I am using nn.TransformerEncoder with a DDP wrapper - and getting an “unused parameters” error.
self.ego_encoder_layer = nn.TransformerEncoderLayer(d_model=2048, nhead=16, activation='gelu')
self.ego_transformer_encoder = nn.TransformerEncoder(self.ego_encoder_layer, num_layers=6)
And do a forward pass using:
ego_transformer_features = self.ego_transformer_encoder(ego_sequences, src_key_padding_mask=src_padding_mask)

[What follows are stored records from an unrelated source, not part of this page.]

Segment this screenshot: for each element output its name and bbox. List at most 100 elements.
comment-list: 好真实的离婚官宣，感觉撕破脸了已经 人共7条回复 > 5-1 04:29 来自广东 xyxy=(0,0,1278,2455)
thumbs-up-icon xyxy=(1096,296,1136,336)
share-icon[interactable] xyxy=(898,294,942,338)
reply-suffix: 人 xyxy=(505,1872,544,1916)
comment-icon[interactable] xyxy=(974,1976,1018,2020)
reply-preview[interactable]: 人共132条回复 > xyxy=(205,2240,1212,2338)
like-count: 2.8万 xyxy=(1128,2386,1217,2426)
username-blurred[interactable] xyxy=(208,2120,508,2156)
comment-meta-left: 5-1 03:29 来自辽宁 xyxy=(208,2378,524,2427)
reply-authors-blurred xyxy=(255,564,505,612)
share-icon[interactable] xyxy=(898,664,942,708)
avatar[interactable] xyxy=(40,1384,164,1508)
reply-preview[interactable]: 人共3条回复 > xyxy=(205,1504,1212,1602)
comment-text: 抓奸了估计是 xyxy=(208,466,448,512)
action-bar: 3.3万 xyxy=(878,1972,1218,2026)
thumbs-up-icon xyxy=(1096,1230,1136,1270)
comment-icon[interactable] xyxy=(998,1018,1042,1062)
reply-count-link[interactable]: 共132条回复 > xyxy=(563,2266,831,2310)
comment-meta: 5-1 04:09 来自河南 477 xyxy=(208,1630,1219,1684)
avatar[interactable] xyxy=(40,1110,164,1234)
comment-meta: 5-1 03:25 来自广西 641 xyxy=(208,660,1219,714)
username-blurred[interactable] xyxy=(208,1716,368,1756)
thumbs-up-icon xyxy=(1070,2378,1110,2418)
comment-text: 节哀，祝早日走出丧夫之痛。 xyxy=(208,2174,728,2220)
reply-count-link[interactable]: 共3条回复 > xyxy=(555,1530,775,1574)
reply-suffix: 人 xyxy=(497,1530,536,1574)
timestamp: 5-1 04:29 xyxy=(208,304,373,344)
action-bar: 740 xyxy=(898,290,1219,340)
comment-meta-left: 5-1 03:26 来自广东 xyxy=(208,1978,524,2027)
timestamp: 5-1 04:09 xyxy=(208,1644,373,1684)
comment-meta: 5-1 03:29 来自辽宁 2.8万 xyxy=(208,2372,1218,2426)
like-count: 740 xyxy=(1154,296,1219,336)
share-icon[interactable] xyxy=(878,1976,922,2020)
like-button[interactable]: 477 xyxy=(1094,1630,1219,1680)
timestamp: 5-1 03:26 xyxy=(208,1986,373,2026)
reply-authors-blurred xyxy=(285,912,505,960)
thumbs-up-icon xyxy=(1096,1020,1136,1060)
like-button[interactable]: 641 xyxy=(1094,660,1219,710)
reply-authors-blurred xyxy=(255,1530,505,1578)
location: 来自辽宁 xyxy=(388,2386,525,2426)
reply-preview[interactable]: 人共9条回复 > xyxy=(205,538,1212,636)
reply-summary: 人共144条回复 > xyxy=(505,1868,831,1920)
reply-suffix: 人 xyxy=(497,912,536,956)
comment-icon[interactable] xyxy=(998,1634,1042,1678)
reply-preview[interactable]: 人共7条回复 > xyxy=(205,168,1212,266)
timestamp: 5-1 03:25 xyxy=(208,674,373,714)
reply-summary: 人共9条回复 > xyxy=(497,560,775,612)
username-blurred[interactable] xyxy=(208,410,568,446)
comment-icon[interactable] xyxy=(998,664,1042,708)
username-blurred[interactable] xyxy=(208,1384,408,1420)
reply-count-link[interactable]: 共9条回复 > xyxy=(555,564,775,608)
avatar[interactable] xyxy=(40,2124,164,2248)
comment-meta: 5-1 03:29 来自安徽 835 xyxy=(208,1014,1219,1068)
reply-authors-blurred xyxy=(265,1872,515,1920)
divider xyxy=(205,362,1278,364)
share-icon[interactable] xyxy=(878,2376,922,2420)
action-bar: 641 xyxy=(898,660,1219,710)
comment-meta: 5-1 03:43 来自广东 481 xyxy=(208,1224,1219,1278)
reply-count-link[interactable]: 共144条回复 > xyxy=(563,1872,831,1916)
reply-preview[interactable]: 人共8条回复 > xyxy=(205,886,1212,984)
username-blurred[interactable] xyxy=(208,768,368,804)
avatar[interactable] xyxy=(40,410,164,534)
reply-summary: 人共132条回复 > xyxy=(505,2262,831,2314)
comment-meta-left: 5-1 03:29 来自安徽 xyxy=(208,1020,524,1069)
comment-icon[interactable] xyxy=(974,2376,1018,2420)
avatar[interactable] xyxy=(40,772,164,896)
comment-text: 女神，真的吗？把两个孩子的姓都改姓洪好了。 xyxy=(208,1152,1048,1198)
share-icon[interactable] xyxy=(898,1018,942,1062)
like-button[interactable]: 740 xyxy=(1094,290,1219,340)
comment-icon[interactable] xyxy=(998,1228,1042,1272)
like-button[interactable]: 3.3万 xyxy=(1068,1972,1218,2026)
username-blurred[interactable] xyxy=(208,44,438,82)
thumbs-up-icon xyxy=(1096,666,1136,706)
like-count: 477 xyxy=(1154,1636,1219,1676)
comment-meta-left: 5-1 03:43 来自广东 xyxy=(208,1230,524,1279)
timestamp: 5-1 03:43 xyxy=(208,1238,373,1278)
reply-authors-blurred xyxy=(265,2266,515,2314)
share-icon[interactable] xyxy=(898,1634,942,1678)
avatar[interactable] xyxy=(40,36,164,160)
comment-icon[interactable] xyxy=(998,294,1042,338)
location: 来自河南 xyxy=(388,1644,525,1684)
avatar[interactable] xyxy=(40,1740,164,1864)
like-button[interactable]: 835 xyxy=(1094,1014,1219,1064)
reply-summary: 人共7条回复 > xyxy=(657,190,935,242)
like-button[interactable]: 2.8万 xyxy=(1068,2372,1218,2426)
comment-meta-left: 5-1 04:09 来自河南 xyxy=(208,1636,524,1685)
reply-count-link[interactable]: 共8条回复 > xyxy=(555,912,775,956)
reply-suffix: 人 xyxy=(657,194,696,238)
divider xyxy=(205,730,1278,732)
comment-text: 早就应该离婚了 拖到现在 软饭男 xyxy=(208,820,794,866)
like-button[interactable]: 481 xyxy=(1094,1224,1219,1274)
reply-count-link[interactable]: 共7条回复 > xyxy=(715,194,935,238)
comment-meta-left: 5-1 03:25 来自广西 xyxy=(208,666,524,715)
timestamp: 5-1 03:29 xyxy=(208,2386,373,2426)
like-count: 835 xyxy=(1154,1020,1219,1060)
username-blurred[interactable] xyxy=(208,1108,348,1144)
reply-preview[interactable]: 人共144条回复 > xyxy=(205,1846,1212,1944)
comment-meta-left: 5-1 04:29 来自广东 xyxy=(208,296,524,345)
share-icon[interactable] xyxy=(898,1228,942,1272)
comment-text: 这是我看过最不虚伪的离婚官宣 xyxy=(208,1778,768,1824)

I used the following code to print the unused parameters :
loss.backward()
print('-- FIND UNUSED PARAMETERS --')
for name, param in model.named_parameters():
if param.grad is None:
print(name)
print('--' * 30)
optimizer.step()
The unused parameters are listed below:
ego_encoder_layer.self_attn.in_proj_weight
ego_encoder_layer.self_attn.in_proj_bias
ego_encoder_layer.self_attn.out_proj.weight
ego_encoder_layer.self_attn.out_proj.bias
ego_encoder_layer.linear1.weight
ego_encoder_layer.linear1.bias
ego_encoder_layer.linear2.weight
ego_encoder_layer.linear2.bias
ego_encoder_layer.norm1.weight
ego_encoder_layer.norm1.bias
ego_encoder_layer.norm2.weight
ego_encoder_layer.norm2.bias